8. A construction settlement monitoring device, characterized in that, include: The data acquisition module is used to acquire surface settlement data and construction activity data in the construction tunnel area. Both the surface settlement data and the construction activity data carry timestamps. The surface settlement data is data that characterizes the overall settlement distribution in the construction tunnel area and the surrounding preset area, and the construction activity data is data that reflects the construction status and behavioral parameters during the subway construction process.

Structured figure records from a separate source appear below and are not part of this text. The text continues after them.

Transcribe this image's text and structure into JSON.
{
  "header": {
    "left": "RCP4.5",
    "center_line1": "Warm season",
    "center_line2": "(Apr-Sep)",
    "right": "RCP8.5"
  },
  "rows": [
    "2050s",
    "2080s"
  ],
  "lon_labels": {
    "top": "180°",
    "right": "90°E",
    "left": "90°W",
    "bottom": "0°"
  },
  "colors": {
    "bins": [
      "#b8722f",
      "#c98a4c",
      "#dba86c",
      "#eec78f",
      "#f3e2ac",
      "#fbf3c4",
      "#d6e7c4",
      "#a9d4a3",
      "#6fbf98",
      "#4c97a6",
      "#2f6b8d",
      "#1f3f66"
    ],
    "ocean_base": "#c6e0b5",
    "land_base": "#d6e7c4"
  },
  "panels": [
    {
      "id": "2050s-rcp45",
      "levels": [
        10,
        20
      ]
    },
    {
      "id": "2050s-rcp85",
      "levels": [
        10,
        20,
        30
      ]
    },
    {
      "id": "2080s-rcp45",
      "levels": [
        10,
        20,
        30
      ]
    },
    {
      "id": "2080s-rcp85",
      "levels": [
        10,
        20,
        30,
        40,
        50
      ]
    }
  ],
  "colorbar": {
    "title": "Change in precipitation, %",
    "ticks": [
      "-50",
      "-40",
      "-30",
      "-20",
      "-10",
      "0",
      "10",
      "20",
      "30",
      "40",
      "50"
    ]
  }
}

The dataset generation module is used to divide the construction tunnel area into multiple monitoring grids and label the corresponding spatial coordinates of each monitoring grid; the construction activity data and the areal settlement data are matched with the spatial coordinates of the corresponding monitoring grids to generate a construction settlement dataset; The settlement analysis module is used to identify, based on the construction settlement dataset, the continuous area corresponding to the monitoring grid where the settlement change rate exceeds a first preset threshold, as an abnormal settlement change rate segment. Based on the settlement difference between each monitoring grid and its adjacent monitoring grids, cluster analysis is performed on all monitoring grids to identify continuous areas where the settlement difference exceeds a second preset threshold, which are then used as differential settlement zones. The correlation calculation module is used to extract the settlement time sequence features and construction procedure time sequence features associated with the settlement change rate anomaly segment and the differential settlement zone; and based on the settlement time sequence features and the construction procedure time sequence features, to obtain the correlation coefficient between each construction behavior and the settlement anomaly. The settlement monitoring module is used to obtain the influence weight of each construction behavior on differential settlement based on the correlation coefficient, and to determine the construction behavior that causes settlement abnormalities based on the influence weight.

9. An electronic device, characterized in that, The electronic device includes a memory and a processor, wherein the memory stores a computer program, and the processor executes the construction settlement monitoring method according to any one of claims 1 to 7 when running the computer program.

10. A computer-readable storage medium, characterized in that, The computer-readable storage medium stores a computer program that, when executed by a processor, implements the construction settlement monitoring method according to any one of claims 1 to 7.